Prob. 6, Sec. 3.10 in Kreyszig's functional analysis book: Powers of self-adjoint operators

492 Views Asked by At

Let $H$ be a Hilbert space. If $T \colon H \to H$ is a bounded self-adjoint linear operator and $T \neq 0$, then $T^n \neq 0$ for all $n \in \mathbb{N}$.

How to show this?

I've managed to show this for $n = 2, 4, 8, 16, 32, \ldots$ as follows:

Suppose that $T^2 = 0$. Let $x \in H$. Then $T^2 x = 0$. Using the definition of the Hilbert adjoint operator $T^*$ of $T$, we obtain $$\Vert Tx \Vert^2 = \langle Tx, Tx \rangle = \langle T^* Tx, x \rangle = \langle T^2 x, x \rangle = \langle 0, x \rangle = 0,$$ showing that $Tx = 0$ for all $x \in H$, a contradiction. So $T^2 \neq 0$.

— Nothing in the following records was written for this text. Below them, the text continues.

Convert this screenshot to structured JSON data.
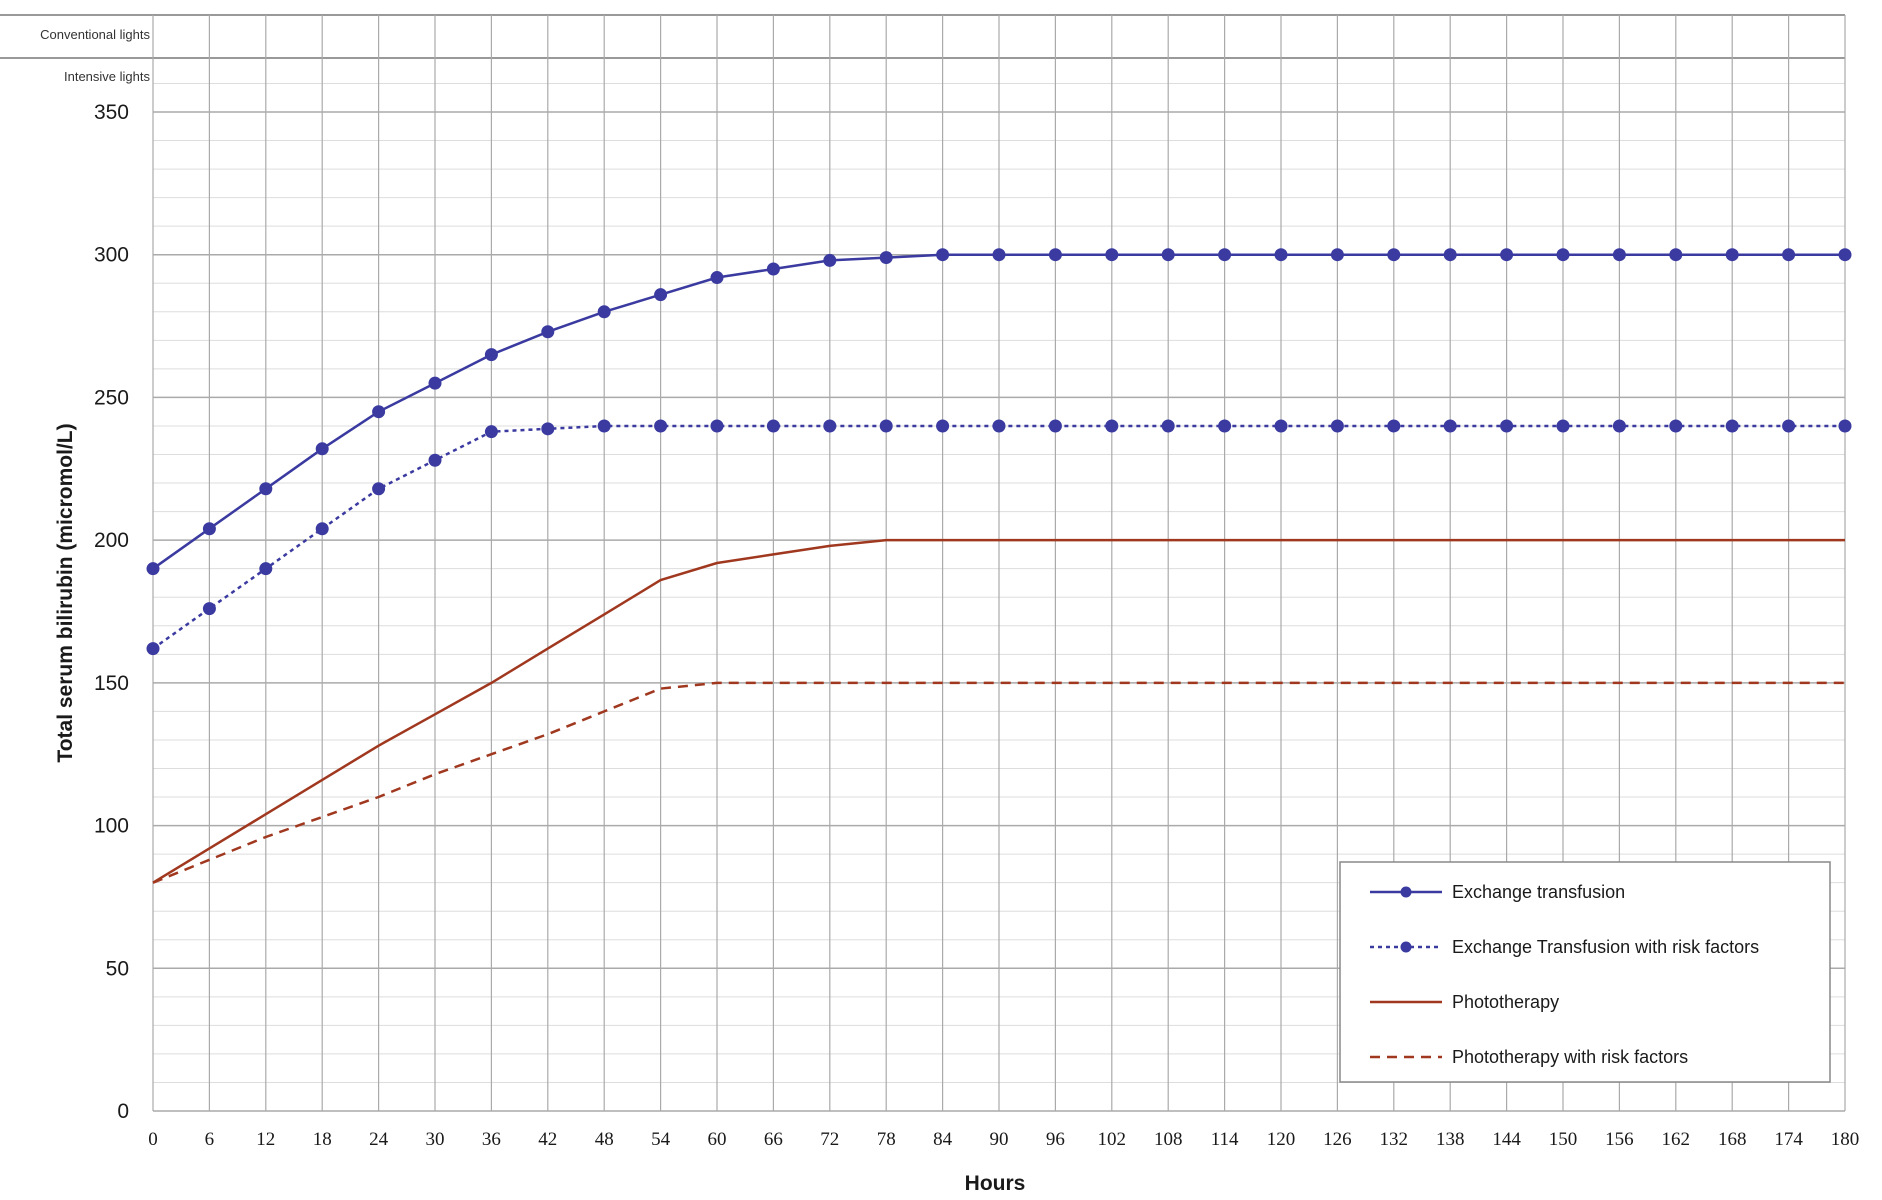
{
  "chart_data": {
    "type": "line",
    "title": "",
    "xlabel": "Hours",
    "ylabel": "Total serum bilirubin (micromol/L)",
    "xlim": [
      0,
      180
    ],
    "ylim": [
      0,
      350
    ],
    "x_ticks": [
      0,
      6,
      12,
      18,
      24,
      30,
      36,
      42,
      48,
      54,
      60,
      66,
      72,
      78,
      84,
      90,
      96,
      102,
      108,
      114,
      120,
      126,
      132,
      138,
      144,
      150,
      156,
      162,
      168,
      174,
      180
    ],
    "y_ticks": [
      0,
      50,
      100,
      150,
      200,
      250,
      300,
      350
    ],
    "grid": true,
    "legend_position": "bottom-right",
    "top_bands": [
      "Conventional lights",
      "Intensive lights"
    ],
    "colors": {
      "exchange": "#3a3aa0",
      "phototherapy": "#a0381f",
      "grid": "#aaaaaa",
      "minor_grid": "#dddddd"
    },
    "series": [
      {
        "name": "Exchange transfusion",
        "style": "solid-markers",
        "x": [
          0,
          6,
          12,
          18,
          24,
          30,
          36,
          42,
          48,
          54,
          60,
          66,
          72,
          78,
          84,
          90,
          96,
          102,
          108,
          114,
          120,
          126,
          132,
          138,
          144,
          150,
          156,
          162,
          168,
          174,
          180
        ],
        "values": [
          190,
          204,
          218,
          232,
          245,
          255,
          265,
          273,
          280,
          286,
          292,
          295,
          298,
          299,
          300,
          300,
          300,
          300,
          300,
          300,
          300,
          300,
          300,
          300,
          300,
          300,
          300,
          300,
          300,
          300,
          300
        ]
      },
      {
        "name": "Exchange Transfusion with risk factors",
        "style": "dotted-markers",
        "x": [
          0,
          6,
          12,
          18,
          24,
          30,
          36,
          42,
          48,
          54,
          60,
          66,
          72,
          78,
          84,
          90,
          96,
          102,
          108,
          114,
          120,
          126,
          132,
          138,
          144,
          150,
          156,
          162,
          168,
          174,
          180
        ],
        "values": [
          162,
          176,
          190,
          204,
          218,
          228,
          238,
          239,
          240,
          240,
          240,
          240,
          240,
          240,
          240,
          240,
          240,
          240,
          240,
          240,
          240,
          240,
          240,
          240,
          240,
          240,
          240,
          240,
          240,
          240,
          240
        ]
      },
      {
        "name": "Phototherapy",
        "style": "solid",
        "x": [
          0,
          6,
          12,
          18,
          24,
          30,
          36,
          42,
          48,
          54,
          60,
          66,
          72,
          78,
          180
        ],
        "values": [
          80,
          92,
          104,
          116,
          128,
          139,
          150,
          162,
          174,
          186,
          192,
          195,
          198,
          200,
          200
        ]
      },
      {
        "name": "Phototherapy with risk factors",
        "style": "dashed",
        "x": [
          0,
          6,
          12,
          18,
          24,
          30,
          36,
          42,
          48,
          54,
          60,
          180
        ],
        "values": [
          80,
          88,
          96,
          103,
          110,
          118,
          125,
          132,
          140,
          148,
          150,
          150
        ]
      }
    ]
  }
}
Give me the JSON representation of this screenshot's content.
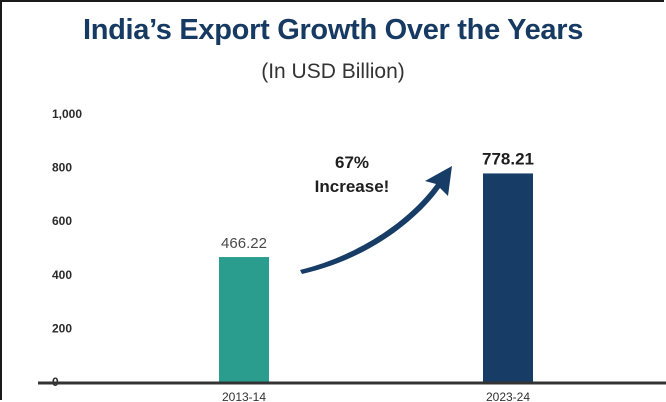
{
  "header": {
    "title": "India’s Export Growth Over the Years",
    "subtitle": "(In USD Billion)"
  },
  "chart_data": {
    "type": "bar",
    "title": "India’s Export Growth Over the Years",
    "subtitle": "(In USD Billion)",
    "categories": [
      "2013-14",
      "2023-24"
    ],
    "values": [
      466.22,
      778.21
    ],
    "data_labels": [
      "466.22",
      "778.21"
    ],
    "bar_colors": [
      "#2a9d8f",
      "#173d66"
    ],
    "ylim": [
      0,
      1000
    ],
    "yticks": [
      0,
      200,
      400,
      600,
      800,
      1000
    ],
    "ytick_labels": [
      "0",
      "200",
      "400",
      "600",
      "800",
      "1,000"
    ],
    "grid": false,
    "annotation": {
      "line1": "67%",
      "line2": "Increase!",
      "arrow_color": "#173d66"
    }
  }
}
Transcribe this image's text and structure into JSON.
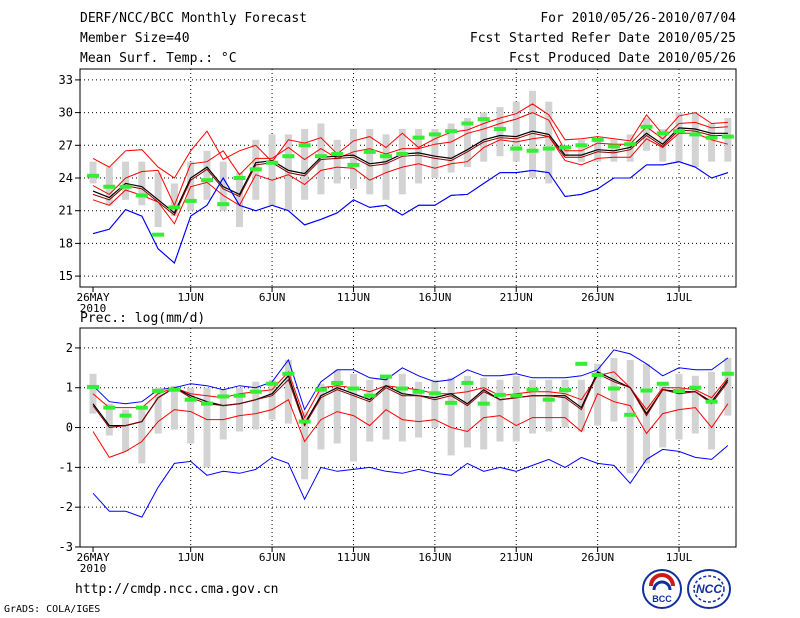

Thus, we have shown that if $T^* = T$ and $T \neq 0$, then $T^2 \neq 0$ either.

Since $(T^2)^* = T^2$ also and since $T^2 \neq 0$, we must have $(T^2)^2 = T^4 \neq 0$ either.

Now let's suppose that, for some $k \in \mathbb{N}$, we have $$T^{2^k} \neq 0.$$ Since $$\left(T^{2^k}\right)^* = T^{2^k},$$ we must have $$\left(T^{2^k}\right)^2 = T^{2^{k+1}} \neq 0 \ \mbox{ either}. $$ Hence $$T^{2^k} \neq 0 \ \mbox{ for all } \ k \in \mathbb{N}.$$

Is the above proof correct?

How to proceed from here toward proving this assertion for all $n \in \mathbb{N}$?

1

There are 1 best solutions below

0
On

Your proof looks fine.

For the general case, if $T^n=0$, then $T^m=0$ for all $m \geq n$, contradicting what you have shown.